Ok, as you can probably see, this picture is color coded (sorta). Blue=r1, green=r2, red=r3, and purple=THETA(actually THETA/2). Point A is the center point of the inside and outside lines of the turn (r1 and r2). Point B is the center point of the racing line (r3). Point C is the point directly above Point B, and directly to the right of Point A, such that angle ACB is a right angle.

From the right side of the diagram it can be seen that BC=r3-r2. We can also see that AB=r3-r1 from the middle (line through the apex). From trig, we know that since triangle ABC is a right triangle, BC=AB*cos(THETA/2) (adjacent leg equals the hypontenuse times the cosine of the angle). So we have these three equations:

BC=AB*cos(THETA/2) ____ BC=r3-r2 ____ AB=r3-r1

Substitution yields:

r3 - r2 = (r3 - r1)*cos(THETA/2)
r3 - r2 = r3*cos(THETA/2) - r1*cos(THETA/2)
r3 - r3*cos(THETA/2) = r2 - r1*cos(THETA/2)
r3*(1 - cos(THETA/2)) = r2 - r1*cos(THETA/2)

and finally:

r3 = (r2 - r1*cos(THETA/2)) / (1 - cos(THETA/2))

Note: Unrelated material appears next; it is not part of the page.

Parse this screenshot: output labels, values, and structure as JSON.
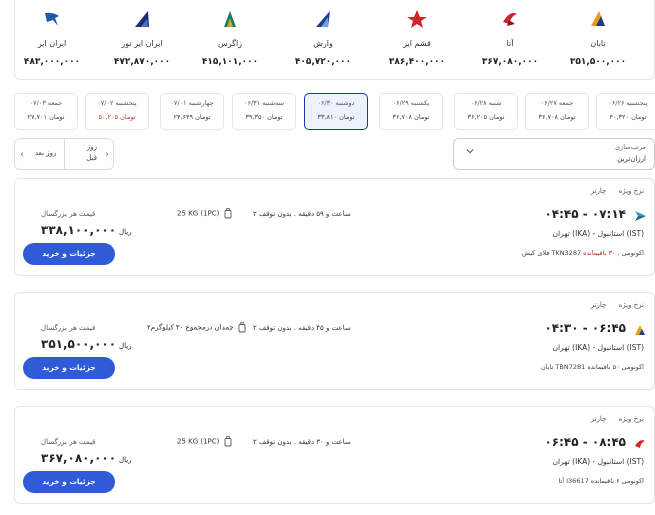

By the way, this equation coincides with yours (did you write the website?) at 90 degrees, further proving that both are right.

edit: the purple circle with a line through it in the diagram is a theta symbol. For some reason it came across as a "è" when I tried to put it in the text, hence all the "THETA"s.

 

[Gil]

This math stuff
I find that if I first do the simple math...
If the number of braincells is exceeded by the number of variables, and there is a graph involved...
don't mess with it.

Besides my favorite physics lab is as close as the nearest pool table.

 

[ZZII]

very nice by-tor.

yes that was my website, but i am taking it down now. u win the war of the perfect racing line. i understand your method now and it's amazing that it is actually simpler than mine and yet it can be applied to turns of any angle.

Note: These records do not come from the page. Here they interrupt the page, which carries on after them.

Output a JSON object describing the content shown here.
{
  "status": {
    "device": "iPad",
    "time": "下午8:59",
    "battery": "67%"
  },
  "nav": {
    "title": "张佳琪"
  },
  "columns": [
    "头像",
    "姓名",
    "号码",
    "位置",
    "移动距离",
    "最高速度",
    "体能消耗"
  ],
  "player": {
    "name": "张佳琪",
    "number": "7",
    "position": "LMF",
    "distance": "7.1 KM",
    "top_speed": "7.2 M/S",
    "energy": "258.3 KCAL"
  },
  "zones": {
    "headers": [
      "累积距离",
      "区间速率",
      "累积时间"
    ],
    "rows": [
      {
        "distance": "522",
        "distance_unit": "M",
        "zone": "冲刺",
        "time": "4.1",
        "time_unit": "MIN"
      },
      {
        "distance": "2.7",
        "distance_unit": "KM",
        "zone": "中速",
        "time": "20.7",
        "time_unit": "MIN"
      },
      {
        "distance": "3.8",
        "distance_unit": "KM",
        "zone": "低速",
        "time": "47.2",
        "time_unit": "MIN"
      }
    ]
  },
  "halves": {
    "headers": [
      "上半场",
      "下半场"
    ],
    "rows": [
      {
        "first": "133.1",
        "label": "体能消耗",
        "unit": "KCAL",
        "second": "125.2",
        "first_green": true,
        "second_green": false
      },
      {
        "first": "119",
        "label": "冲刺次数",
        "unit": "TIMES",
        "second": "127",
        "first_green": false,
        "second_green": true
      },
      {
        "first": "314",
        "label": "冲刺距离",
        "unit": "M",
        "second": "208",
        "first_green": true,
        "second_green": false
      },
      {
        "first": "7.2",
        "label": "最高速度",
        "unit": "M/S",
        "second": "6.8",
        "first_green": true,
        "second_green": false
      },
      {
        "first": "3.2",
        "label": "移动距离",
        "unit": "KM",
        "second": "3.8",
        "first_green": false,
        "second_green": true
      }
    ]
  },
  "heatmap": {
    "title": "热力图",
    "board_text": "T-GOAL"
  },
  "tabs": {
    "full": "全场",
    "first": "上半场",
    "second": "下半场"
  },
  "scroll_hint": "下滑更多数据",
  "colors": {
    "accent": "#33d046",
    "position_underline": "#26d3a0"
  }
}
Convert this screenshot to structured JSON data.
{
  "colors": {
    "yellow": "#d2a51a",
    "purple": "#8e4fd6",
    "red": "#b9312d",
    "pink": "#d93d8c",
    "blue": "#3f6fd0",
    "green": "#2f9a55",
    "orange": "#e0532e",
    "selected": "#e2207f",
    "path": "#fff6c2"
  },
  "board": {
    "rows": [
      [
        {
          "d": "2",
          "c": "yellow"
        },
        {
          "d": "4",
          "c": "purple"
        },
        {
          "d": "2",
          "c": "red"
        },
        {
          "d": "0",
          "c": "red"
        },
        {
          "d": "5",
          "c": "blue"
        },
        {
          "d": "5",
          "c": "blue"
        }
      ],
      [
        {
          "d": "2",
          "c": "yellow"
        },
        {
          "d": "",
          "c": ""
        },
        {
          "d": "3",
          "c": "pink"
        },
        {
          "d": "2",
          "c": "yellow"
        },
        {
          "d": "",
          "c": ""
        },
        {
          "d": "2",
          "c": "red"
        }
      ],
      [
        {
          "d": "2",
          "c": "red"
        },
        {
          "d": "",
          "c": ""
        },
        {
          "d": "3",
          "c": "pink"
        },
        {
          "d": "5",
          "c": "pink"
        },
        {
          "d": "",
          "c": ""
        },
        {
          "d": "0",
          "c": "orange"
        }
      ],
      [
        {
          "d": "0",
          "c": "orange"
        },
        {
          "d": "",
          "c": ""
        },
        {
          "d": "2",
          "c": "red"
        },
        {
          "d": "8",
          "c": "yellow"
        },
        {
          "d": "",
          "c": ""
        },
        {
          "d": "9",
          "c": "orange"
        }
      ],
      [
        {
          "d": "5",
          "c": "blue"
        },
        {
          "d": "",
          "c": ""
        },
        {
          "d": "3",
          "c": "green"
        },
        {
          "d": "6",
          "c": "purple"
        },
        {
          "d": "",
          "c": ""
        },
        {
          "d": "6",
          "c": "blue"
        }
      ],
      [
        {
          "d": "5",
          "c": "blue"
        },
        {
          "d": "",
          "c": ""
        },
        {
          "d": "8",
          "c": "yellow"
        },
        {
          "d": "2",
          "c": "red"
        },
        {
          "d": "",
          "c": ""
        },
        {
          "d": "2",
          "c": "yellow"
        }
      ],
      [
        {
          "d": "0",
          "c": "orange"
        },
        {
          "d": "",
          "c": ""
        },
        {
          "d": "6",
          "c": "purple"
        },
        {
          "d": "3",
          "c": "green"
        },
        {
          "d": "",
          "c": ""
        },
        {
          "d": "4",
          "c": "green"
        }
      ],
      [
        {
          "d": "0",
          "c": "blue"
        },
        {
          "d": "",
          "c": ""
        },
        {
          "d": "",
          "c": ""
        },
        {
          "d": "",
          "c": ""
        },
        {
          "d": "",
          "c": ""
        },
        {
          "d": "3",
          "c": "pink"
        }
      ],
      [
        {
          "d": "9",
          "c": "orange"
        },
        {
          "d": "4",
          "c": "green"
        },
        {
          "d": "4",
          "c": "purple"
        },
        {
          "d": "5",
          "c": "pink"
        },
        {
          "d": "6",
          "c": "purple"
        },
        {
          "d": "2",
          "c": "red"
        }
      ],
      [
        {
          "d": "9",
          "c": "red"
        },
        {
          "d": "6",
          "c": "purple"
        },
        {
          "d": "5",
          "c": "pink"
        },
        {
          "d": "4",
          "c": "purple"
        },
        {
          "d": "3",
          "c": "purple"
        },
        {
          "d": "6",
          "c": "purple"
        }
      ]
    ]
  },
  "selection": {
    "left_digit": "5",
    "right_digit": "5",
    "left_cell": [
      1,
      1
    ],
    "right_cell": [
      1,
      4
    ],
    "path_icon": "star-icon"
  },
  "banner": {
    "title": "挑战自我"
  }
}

i drove myself crazy with the 90° turn so much that i didn't even concider any other turns. had i tried to come up with something, it may have taken me a while and some review of trig, but i think i might have been able to do it. that's not important...u got to it first. congratulations to by-tor, the master of the perfect racing line. thanx for showing us how u did it.

now that i have exhausted my mathematical ability, i am going back to my original theory...turning is about feel. The more you do it, the more you can sense the perfect line through any given turn.

this will be my last post in this thread, congrats to the master of the race line.

 

[Duke]

Originally posted by ZZII
very nice by-tor. u win the war of the perfect racing line.

The thing you're missing, though, is that a constant turn of the largest possible radius is NOT the perfect racing line for a given corner. The perfect racing line is to turn as tightly as possible at the beginning of the curve, without early-apexing. This allows you to get back on the gas sooner because the tighter initial radius buys you a much wider exit radius. The earlier you begin accelerating, the faster you will exit the corner, and the faster you will be travelling at the other end of the next straight - both of which can mean big improvements in your lap times.